И только тогда он окончательно успокоился и стал описывать собственные переживания. Монолог его сводился к тому, что смысл бытия человеческого можно познать, лишь оказавшись на краю пропасти, ибо, только заглянув в бездну не-бытия, по-настоящему понимаешь, что… и тэдэ…
– «Раскрылась бездна, звезд полна. Звездам нет счета – бездне дна…» – продекламировала Вера.
– Тютчев, – с досадой сообщил Станислав Сергеич, задетый тем, что его уникальным ощущениям найдено какое-то адекватное стихотворное выражение.
– Ломоносов, – машинально поправила она, размышляя о чем-то своем. – Знаешь, Станислав… – неуверенно произнесла Вера и запнулась.
– Да?
– Нет… я так… – она сорвала травинку и нервно покусывала ее кончик, глядя в землю.
– Раз уж начала – продолжай!.. – требовательно заявил он.
Она быстро посмотрела на него и заговорила, не отрывая своего пристально взгляда от его глаз: «Когда мы познакомились с тобою, я даже чуточку в тебя влюбилась…»
– Я тоже был к тебе неравнодушен, – он пожал плечами, – собственно, и теперь…
– Именно. Ты был ко мне неравнодушен, – медленно произнесла Вера. – Но ты видел, что я в тебя влюблена, и потому шаг за шагом разрушал мое чувство, чтобы перевести нашу связь на безопасные, если так можно выразиться, рельсы! Я удобная любовница, не правда ли?.. Отдельная квартира, какой-никакой интеллект… Наверное не стоило об этом сегодня… Но я уверена, что ты поправишься, и все пойдет как прежде. Я хочу сказать, что не имею к тебе обычных бабских претензий. Твое семейное положение меня не волнует…
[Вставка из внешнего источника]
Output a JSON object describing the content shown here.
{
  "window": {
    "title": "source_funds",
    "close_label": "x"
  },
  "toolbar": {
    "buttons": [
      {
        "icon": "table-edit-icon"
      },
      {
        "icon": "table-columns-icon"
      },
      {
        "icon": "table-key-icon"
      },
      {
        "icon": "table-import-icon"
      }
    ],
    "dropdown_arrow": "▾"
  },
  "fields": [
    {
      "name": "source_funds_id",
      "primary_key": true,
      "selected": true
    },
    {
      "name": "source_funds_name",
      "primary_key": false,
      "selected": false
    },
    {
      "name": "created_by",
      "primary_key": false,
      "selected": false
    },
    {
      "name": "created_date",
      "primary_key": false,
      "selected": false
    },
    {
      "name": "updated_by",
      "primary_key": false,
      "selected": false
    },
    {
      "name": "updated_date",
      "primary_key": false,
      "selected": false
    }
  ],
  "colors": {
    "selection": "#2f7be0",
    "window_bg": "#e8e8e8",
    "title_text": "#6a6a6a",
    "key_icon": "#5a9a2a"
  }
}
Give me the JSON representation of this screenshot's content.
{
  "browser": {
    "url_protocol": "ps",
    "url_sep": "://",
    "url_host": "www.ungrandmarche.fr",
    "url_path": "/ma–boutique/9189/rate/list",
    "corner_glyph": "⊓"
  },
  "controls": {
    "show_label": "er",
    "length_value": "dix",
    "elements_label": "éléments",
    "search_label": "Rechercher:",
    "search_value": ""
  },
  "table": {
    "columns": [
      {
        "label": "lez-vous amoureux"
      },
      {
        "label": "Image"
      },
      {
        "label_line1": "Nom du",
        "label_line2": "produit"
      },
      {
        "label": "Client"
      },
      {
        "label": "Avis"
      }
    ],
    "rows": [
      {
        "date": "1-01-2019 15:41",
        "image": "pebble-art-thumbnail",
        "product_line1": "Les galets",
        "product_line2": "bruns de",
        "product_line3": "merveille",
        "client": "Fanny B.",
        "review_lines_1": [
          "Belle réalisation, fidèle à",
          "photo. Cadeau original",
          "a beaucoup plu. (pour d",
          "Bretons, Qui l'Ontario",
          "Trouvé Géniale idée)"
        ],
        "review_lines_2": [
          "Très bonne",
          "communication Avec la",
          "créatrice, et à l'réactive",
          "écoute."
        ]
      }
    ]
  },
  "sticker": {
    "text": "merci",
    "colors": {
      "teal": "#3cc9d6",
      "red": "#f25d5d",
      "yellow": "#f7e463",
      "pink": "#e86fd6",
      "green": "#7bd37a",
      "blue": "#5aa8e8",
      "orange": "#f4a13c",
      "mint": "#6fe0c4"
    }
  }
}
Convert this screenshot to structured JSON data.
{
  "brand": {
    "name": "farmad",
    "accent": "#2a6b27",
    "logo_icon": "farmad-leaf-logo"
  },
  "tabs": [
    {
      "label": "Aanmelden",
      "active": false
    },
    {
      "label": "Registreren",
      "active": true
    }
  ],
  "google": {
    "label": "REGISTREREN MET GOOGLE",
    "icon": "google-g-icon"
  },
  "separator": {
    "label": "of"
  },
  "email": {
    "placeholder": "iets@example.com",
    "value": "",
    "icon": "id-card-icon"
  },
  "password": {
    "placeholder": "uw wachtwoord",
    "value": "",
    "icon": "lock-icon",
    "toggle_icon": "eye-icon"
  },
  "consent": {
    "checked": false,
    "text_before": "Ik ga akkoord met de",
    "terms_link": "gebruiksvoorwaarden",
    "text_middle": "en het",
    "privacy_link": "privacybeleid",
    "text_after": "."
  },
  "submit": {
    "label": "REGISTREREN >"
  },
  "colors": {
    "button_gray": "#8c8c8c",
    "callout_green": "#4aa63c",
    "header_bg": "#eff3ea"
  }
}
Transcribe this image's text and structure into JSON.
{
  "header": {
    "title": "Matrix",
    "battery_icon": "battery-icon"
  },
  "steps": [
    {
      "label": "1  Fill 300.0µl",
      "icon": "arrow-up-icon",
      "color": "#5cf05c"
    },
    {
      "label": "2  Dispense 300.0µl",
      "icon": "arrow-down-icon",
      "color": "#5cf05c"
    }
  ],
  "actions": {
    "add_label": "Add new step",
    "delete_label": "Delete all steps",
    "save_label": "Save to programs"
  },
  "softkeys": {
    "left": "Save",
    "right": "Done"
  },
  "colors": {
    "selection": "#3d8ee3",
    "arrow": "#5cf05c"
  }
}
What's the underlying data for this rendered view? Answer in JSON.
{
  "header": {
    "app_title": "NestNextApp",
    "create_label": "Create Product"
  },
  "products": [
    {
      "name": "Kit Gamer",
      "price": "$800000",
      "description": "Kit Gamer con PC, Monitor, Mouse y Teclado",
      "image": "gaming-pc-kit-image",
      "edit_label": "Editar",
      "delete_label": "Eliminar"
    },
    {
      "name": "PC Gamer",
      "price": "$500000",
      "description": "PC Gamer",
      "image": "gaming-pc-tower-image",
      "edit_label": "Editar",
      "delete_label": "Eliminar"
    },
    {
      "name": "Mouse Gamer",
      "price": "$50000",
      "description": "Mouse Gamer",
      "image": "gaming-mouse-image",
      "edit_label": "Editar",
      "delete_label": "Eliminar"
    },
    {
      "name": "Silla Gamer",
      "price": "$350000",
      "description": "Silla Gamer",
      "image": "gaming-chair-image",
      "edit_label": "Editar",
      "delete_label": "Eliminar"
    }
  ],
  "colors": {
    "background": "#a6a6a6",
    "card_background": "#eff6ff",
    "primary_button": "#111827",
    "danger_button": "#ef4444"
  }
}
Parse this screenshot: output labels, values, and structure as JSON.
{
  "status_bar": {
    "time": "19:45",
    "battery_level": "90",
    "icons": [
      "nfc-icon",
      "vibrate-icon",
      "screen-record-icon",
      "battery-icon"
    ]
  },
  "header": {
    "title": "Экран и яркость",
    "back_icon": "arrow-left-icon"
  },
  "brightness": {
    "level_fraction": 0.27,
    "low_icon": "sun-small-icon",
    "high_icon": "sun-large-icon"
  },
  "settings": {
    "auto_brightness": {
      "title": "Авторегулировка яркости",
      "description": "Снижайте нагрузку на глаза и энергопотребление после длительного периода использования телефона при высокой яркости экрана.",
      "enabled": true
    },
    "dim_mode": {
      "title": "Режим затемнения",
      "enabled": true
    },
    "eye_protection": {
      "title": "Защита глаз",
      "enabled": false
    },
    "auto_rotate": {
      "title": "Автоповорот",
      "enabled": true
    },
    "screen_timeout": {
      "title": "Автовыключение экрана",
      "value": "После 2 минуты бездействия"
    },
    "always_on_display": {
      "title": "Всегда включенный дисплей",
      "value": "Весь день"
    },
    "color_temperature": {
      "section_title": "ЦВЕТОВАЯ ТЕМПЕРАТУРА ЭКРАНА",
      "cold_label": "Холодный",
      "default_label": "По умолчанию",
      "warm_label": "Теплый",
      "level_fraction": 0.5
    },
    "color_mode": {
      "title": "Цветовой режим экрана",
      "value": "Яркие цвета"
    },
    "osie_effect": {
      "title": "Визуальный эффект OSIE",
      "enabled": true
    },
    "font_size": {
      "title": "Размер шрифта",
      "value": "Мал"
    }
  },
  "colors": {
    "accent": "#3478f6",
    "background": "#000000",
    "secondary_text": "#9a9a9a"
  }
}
Не готовый к подобной обнаженности чувств, Станислав Сергеич выдержал драматическую паузу и проникновенно стал говорить: «Вера, милая, спасибо тебе за все! За откровенность эту тоже – ведь она подразумевает между нами доверительные отношения. В наше время это так важно!.. Трудно сказать, выйду ли я отсюда, из больницы… – он проглотил застрявший в горле комок и мужественно продолжал, – что делать – каждому свое…»
Любит! Она меня любит!.. Внутренне ликовал он. И не
Тем временем он разглагольствовал, незаметно переводя разговор на более нейтральную и благодатную почву о смысле своего существования. А когда оседлал любимого конька, речь его обрела плавную законченность древнего оратора. Словно Станислав Сергеич был первым человеком на земле, который додумался до идеи, что жизнь каждого человеческого создания имеет свой особенный, нематериальный смысл, через который соединяется со смыслом существования вселенной, ибо… и пр., и пр. И в один прекрасный миг он вдруг ощутил, что Вера, наконец, прониклась чувством его избранности перед небом, осознала всю необычность его натуры – и самолюбие Тропотуна было вполне удовлетворено.
Держась за руки, они возвращались по центральной алее к главному корпусу. Неприятное чувство, возникшее у Станислава Сергеича, заставило его повернуть голову вправо – на скамейке, застыв как статуя, сидела Регина и неотрывно смотрела на них. Словно натолкнувшись на невидимую стену, Тропотун остановился, а Регина, упруго вскочив на ноги, быстро направилась к ним.